The face transplant was the second undertaken at NYU Langone by Dr. Rodriguez, the Helen L. Kimmel Professor of Reconstructive Plastic Surgery and chair of the Hansjörg Wyss Department of Plastic Surgery. The facial transplantation program at NYU Langone – the only medical center in the state with a dedicated program for facial transplantation, and one of only a few in the nation – was launched by Dr. Rodriguez in 2014.

In addition to the O.R.-based CT scan for Underwood, 3-D technology allowed for the creation and design of patient-specific instruments, plates and screws. Still, Dr. Rodriguez says the greatest advancement in this face transplant compared to past procedures was the result of major strides in matching the face donor to its recipient, and a tailored immunosuppression regimen.

"These are two individuals who have different sets of antibodies and antigens, but today we can study their potential merger so precisely – before we perform the operation – that we can actually define and treat the recipient with very specific, targeted therapies that help limit rejection," Dr. Rodriguez says. "That's far more important than the technological advances."

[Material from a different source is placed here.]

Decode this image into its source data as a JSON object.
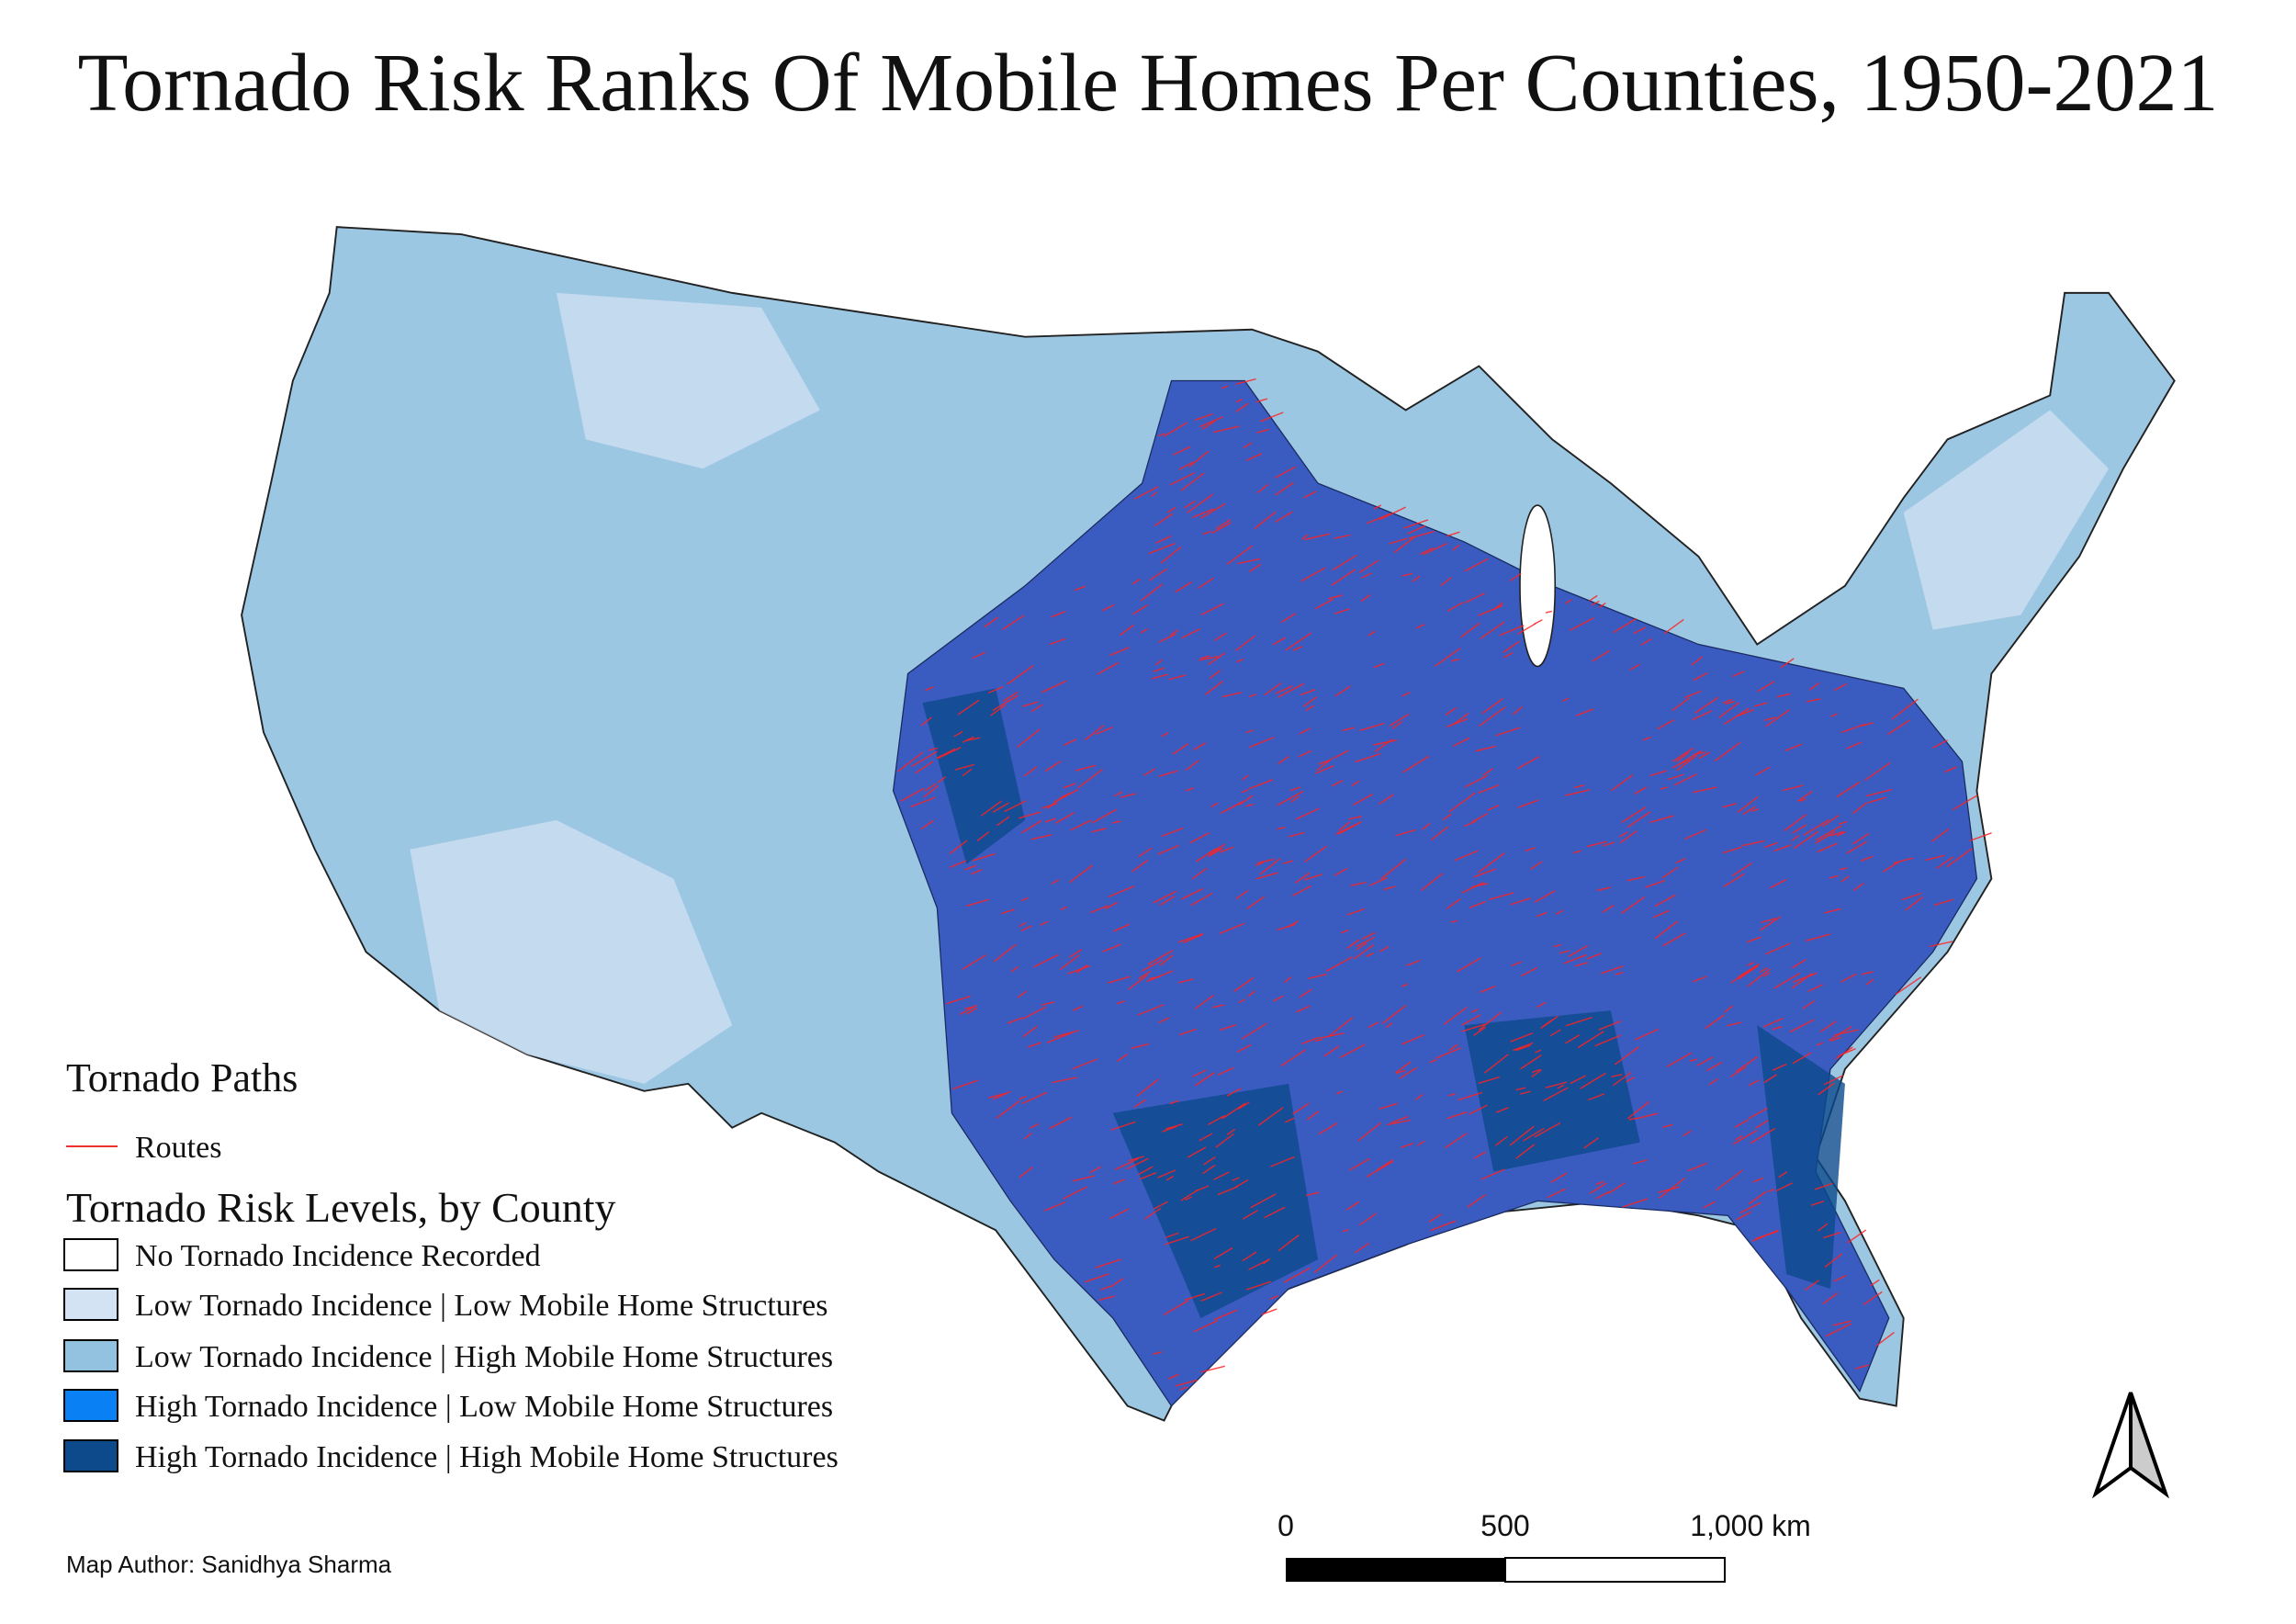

"The ability to limit rejection in these patients long-term will provide longer-lasting results," he adds. "Every time a patient has a rejection episode, we have to treat them with numerous medications, and often, the dosages of medications we give them can potentially compromise their life in the future. The matching of these patients is now so precise that, so far, for both Cameron and for the previous face transplant patient at NYU Langone, neither has experienced an acute rejection episode."

Not only was Underwood's procedure the most precise, it also broke ground in another important metric that announced the growing acceptance of the procedure: A third of the cost of his care has been covered by commercial insurance.

"We're getting to the point we arrived at with liver transplants," Dr. Rodriguez says. "That's now a mainstream procedure."